Farmgate offerings are nothing more than coffees for which we are publishing prices paid to contributing farmers. We are starting the category with select coffees from exemplary farmer-centric producer groups. But over time the category will grow as we add and add. By creating a category we can make farmgate price transparency overt and visible on each product page, and allow roasters to search for coffees that have this data, as they would by origin or price. In many cases farmgate price transparency is central to the operations of our supplier–Catracha Coffee, for example, has been selling this way since their inception–and in others, the data is willingly shared by request, as a show of transparency to us. Read more from our cofounder, Bob Fulmer here

FOB & Farmgate

While roasters often have access to the Free On Board price, or “FOB”, that importers pay exporters when coffee is shipped from origin, there is no such standard for reporting what farmers earn for the coffees they contribute to that shipment.
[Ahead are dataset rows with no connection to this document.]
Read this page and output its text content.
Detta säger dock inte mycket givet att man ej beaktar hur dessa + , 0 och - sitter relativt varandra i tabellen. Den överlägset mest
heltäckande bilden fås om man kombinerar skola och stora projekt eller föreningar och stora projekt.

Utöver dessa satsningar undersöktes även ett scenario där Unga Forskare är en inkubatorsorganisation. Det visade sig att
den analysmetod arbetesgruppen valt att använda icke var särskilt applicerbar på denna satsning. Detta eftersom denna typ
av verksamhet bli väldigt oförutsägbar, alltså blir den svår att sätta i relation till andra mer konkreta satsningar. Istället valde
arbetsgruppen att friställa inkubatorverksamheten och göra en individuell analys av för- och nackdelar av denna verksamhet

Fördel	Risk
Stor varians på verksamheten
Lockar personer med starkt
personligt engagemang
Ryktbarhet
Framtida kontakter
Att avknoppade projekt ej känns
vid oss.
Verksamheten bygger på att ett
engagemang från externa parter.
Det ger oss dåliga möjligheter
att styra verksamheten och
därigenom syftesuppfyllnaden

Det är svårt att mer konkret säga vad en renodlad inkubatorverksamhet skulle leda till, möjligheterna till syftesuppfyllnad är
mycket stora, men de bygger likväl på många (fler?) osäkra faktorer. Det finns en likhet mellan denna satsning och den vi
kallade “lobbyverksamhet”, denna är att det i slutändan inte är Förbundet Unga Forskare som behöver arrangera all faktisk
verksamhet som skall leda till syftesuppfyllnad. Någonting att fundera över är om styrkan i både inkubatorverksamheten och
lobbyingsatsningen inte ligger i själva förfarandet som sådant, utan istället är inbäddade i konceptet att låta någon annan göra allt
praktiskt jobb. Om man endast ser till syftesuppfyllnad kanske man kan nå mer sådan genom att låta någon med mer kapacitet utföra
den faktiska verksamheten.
That is, unless farmers export their own coffee, which is still often out of the question. Coffee’s trading history has largely excluded farmers from negotiations because farmers rarely have the leverage to participate in container-sized, commodified marketplaces. Specialty coffee has brought farm traceability to the forefront, where farm details are widely shared in the service of storytelling and quality differentiation. Both of which create more overall value for the entire chain. Farmer prices themselves, however, remain deeply sensitive and difficult to acquire, or to understand without firsthand experience. It often takes long term relationships, trust, and mutual desire between buyers and sellers to transparently acknowledge farmer prices, and to document them as essential information like we would fermentation times or cultivars. But by doing so we prove that the livelihood of coffee farmers, not just their quality, is central to our thinking.

Royal's role

Royal provides economy-of-scale advantages which help micro-sized producers get their coffee to the growing number of roasters looking for transparently traded coffee.  Royal’s inventory can be a meaningful inflection point for coffees. Through us coffees gain exposure they might not otherwise have. As we put more effort into differentiating and explaining value in all its forms, farmer price transparency simply can’t be left undisclosed. We put a lot of effort into curating our inventory and empowering roasting businesses of every size. Information, as much as quality, consistency, punctuality, or price, has long been a part of our value.